The study suggests short-term and long-term proposals.  Short-term options include bike lanes and lighted crosswalks.  The three long-term proposals are a roundabout, a four-lane intersection, and a four-lane intersection with a separate right turning lane.

“One of the struggles is Mill Street because right now under one of the proposals, we’re looking at taking away the traffic light there,” says Charest.  “There’s a low enough traffic flow though that it should work fine without a signal light there.”

Charest says this intersection is also a high crash zone.  Vermont’s Agency of Transportation conducted its last High Crash Location report for 2010-2014.  The Colchester Ave./Riverside Ave. intersection ranked #22 out of 132 in Vermont.  There were 55 crashes, mostly rear ends, during those years.  

 “There are pedestrian and bicycle enhancements under each of the alternatives,” says Charest.

Thursday night was the second public meeting for the study, held at UVMMC.  People were invited to learn about each option and vote on which one they like best.  Charest says a final presentation of the study will happen this fall in front of Winooski and Burlington City Councilors.

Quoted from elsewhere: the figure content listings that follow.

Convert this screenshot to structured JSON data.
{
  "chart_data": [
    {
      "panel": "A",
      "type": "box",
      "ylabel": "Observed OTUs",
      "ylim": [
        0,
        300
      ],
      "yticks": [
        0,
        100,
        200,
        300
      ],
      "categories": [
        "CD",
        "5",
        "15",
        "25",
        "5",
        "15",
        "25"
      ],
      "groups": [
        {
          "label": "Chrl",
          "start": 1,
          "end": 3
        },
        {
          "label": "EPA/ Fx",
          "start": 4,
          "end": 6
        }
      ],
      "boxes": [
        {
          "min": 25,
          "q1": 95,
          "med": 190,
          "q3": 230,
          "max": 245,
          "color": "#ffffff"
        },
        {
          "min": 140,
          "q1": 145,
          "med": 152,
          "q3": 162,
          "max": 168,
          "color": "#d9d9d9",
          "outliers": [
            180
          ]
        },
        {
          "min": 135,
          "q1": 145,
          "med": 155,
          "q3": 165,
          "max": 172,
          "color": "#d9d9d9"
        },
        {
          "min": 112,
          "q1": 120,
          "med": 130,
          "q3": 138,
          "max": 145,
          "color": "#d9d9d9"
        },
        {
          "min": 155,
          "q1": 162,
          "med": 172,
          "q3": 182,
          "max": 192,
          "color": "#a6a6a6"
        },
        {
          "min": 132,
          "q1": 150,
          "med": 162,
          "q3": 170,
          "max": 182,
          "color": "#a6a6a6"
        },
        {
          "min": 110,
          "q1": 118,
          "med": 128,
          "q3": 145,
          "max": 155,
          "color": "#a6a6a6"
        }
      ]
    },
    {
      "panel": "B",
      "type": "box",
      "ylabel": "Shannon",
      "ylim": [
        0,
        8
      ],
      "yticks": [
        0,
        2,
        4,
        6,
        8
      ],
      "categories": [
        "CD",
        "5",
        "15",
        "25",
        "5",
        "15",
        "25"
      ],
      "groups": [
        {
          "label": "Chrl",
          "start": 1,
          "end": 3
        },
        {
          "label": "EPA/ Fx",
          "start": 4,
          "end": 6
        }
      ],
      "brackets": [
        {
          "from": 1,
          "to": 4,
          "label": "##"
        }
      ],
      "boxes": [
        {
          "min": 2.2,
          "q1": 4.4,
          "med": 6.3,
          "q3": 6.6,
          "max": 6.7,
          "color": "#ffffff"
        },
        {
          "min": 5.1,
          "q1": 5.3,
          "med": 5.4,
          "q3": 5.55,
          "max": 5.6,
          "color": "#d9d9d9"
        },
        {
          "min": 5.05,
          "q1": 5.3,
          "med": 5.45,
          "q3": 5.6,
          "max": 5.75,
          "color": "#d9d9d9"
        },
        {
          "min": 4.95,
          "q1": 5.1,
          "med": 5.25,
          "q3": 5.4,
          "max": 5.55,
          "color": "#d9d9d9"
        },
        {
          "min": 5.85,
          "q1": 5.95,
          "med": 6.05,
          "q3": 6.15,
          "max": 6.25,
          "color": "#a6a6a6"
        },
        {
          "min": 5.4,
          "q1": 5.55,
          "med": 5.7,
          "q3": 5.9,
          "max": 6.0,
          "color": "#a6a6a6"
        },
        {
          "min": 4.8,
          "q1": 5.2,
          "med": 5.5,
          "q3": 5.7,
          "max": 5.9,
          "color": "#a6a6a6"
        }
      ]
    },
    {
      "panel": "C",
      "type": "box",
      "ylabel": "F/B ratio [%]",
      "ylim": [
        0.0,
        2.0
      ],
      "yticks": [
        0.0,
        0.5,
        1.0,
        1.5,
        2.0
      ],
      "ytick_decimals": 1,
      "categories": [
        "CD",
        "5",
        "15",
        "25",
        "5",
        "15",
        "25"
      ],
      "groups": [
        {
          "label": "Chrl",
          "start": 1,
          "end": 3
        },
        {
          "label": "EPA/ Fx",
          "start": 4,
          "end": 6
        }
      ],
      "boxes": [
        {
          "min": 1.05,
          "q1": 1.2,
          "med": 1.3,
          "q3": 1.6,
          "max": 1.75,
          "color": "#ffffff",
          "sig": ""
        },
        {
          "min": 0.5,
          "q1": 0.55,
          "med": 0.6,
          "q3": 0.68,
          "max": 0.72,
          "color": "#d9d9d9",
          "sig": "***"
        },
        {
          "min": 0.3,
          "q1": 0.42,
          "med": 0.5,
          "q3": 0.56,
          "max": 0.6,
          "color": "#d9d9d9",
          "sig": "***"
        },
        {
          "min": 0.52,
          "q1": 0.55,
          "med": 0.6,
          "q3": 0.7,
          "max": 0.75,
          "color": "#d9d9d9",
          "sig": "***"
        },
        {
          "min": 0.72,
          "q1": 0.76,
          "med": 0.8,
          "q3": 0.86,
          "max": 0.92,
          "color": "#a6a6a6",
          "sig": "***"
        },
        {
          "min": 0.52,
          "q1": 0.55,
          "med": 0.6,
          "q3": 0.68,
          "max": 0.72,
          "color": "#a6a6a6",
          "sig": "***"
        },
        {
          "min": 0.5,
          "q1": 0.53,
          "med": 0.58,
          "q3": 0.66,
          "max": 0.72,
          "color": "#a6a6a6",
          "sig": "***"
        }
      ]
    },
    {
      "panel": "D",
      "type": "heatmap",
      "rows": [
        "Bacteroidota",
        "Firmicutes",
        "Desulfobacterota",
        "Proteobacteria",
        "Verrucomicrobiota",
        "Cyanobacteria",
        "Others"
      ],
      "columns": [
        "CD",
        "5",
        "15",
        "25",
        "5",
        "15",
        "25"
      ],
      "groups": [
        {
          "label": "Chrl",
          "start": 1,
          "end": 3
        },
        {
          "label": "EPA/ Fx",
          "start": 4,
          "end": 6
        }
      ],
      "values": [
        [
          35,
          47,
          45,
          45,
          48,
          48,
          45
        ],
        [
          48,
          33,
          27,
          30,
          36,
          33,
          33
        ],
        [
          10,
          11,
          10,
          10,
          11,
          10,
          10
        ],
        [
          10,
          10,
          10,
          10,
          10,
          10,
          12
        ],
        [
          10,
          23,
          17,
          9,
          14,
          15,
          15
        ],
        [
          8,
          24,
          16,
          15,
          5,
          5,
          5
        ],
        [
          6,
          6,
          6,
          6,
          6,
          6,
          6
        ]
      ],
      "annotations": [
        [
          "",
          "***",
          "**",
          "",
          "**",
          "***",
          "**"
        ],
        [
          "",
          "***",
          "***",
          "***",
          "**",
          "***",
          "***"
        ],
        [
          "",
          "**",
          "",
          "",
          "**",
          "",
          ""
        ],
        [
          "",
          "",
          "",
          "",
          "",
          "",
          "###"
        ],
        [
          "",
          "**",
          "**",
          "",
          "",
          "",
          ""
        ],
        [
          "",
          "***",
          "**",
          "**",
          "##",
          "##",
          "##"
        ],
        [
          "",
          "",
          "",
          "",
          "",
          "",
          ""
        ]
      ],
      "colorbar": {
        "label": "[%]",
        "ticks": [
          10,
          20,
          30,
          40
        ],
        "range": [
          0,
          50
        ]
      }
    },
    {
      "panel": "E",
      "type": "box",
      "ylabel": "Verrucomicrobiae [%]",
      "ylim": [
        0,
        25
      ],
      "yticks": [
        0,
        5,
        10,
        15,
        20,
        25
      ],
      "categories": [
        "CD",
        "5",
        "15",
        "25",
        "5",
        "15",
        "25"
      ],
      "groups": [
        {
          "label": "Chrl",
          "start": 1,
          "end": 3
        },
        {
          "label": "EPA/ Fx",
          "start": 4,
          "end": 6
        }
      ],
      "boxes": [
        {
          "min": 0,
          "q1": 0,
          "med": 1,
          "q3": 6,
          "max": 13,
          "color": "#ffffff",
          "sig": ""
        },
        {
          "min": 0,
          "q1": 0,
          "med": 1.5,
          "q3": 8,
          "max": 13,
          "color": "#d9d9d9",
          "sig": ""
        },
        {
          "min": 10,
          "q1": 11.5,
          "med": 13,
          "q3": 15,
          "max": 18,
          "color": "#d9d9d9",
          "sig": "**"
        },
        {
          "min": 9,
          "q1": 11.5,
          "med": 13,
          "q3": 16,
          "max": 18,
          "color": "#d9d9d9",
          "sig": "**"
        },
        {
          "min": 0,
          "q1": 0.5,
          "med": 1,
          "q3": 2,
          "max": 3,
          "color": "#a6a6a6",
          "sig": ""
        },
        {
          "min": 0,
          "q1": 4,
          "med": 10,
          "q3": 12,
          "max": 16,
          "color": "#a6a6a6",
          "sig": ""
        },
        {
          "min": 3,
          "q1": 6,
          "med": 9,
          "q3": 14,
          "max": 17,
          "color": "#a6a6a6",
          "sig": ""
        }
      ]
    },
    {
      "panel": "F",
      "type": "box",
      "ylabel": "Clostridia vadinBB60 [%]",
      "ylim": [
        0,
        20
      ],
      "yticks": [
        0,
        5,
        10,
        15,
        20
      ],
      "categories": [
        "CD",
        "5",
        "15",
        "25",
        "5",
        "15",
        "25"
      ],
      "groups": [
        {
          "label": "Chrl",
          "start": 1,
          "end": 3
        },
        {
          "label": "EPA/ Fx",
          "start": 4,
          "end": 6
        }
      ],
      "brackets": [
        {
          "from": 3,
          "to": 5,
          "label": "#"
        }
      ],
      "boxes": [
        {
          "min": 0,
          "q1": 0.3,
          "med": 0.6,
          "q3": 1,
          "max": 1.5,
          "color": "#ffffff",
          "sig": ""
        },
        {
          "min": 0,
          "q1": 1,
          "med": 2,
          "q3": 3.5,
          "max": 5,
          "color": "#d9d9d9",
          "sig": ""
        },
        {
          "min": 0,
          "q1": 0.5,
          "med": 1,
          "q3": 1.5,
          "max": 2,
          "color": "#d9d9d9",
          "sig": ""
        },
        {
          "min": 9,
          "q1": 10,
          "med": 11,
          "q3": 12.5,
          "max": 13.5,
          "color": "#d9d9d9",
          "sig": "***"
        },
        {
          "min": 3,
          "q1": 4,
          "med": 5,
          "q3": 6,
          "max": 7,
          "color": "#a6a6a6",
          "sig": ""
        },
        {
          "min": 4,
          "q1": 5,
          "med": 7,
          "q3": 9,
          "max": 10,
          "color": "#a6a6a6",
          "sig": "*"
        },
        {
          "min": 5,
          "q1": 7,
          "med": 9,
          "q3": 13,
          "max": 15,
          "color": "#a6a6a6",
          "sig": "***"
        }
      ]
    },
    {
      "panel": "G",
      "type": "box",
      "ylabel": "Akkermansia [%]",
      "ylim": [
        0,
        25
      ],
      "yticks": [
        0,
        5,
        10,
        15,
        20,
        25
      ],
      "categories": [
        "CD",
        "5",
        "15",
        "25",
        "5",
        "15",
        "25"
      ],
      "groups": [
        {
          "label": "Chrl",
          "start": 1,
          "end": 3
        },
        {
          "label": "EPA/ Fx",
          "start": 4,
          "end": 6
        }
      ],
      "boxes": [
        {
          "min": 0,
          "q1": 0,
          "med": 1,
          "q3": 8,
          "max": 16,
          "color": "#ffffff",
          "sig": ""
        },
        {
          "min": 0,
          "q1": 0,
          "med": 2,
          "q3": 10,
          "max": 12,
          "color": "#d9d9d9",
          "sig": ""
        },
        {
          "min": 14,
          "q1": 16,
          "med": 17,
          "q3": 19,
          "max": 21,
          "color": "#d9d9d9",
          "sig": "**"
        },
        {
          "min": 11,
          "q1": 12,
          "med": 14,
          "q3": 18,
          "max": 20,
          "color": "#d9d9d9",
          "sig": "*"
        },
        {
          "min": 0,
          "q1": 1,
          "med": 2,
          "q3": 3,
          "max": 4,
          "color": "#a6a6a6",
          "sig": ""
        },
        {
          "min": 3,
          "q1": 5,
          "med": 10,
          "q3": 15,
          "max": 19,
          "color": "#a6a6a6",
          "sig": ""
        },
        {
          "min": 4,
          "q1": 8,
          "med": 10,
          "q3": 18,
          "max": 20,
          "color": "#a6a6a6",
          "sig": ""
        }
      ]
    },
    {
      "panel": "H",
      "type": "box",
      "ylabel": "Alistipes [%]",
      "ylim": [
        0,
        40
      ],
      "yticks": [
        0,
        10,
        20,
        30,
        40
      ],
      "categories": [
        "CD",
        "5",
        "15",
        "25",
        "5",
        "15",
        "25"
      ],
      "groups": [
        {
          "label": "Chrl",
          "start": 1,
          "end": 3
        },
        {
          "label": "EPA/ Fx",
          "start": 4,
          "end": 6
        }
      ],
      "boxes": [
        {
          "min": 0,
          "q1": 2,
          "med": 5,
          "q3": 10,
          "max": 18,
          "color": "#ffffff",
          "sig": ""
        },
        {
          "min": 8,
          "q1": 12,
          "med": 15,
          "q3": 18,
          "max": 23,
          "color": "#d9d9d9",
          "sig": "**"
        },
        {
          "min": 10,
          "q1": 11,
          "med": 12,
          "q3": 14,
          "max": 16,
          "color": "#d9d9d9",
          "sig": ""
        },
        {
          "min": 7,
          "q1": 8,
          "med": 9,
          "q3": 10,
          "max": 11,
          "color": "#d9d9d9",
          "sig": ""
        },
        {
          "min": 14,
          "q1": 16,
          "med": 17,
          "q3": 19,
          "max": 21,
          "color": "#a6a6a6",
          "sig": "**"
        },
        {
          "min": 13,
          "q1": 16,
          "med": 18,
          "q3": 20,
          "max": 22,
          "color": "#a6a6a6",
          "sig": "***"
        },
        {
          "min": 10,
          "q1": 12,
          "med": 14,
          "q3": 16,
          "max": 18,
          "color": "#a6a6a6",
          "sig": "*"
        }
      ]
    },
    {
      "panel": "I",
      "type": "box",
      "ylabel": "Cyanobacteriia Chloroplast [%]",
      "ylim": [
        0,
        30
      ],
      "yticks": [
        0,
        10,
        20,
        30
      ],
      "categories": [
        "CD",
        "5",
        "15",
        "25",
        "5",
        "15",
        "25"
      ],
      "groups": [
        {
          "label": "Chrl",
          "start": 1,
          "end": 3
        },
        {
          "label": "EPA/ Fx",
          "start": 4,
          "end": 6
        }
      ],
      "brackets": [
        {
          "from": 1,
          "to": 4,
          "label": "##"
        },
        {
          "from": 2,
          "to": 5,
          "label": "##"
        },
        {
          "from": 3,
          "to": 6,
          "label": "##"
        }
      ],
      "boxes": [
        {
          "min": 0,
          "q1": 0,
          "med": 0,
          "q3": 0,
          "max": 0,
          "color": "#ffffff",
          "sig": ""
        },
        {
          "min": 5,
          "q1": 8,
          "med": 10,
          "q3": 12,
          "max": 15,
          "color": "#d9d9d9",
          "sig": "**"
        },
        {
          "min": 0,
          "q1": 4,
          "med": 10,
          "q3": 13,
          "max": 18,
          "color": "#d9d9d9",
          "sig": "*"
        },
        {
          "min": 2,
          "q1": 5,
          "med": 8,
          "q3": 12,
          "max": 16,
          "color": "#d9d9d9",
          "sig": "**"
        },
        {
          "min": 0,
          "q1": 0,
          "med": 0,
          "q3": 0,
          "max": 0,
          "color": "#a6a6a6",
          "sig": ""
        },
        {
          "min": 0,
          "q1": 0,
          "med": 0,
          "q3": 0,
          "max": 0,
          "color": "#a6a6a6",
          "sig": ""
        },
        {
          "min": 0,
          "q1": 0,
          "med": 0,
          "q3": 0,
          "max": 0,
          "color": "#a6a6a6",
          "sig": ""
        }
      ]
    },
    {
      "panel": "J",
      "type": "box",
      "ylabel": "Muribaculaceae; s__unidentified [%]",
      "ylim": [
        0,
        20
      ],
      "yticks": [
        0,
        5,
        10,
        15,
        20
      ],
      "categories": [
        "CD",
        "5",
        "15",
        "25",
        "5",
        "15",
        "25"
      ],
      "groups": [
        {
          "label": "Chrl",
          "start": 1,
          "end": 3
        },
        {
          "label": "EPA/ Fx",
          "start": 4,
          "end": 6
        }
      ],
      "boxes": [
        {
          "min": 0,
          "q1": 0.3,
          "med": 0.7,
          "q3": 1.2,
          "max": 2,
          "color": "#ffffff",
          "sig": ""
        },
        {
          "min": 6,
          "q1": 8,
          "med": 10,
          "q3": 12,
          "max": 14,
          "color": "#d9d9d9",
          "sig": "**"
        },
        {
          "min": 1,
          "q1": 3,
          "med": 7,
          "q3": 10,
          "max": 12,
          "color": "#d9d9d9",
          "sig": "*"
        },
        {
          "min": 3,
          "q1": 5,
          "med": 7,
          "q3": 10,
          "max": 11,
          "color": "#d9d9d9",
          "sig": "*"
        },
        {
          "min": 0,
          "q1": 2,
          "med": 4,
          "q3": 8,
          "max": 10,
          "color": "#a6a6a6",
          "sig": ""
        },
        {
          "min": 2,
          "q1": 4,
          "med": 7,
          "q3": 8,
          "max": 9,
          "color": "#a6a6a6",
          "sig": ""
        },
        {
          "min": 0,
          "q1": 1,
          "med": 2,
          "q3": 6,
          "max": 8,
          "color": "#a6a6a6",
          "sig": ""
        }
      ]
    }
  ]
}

“One of the key things we’re looking at is whether we can have one southbound lane coming into Burlington over the bridge and using the extra space to provide a wider shared use path for walkers and bicyclists,” says Charest.

The North Prospect/South Prospect intersection went through a similar study.  Charest says improvements have already been made there.  These studies stem from the Colchester Avenue Corridor Study that was completed in 2011.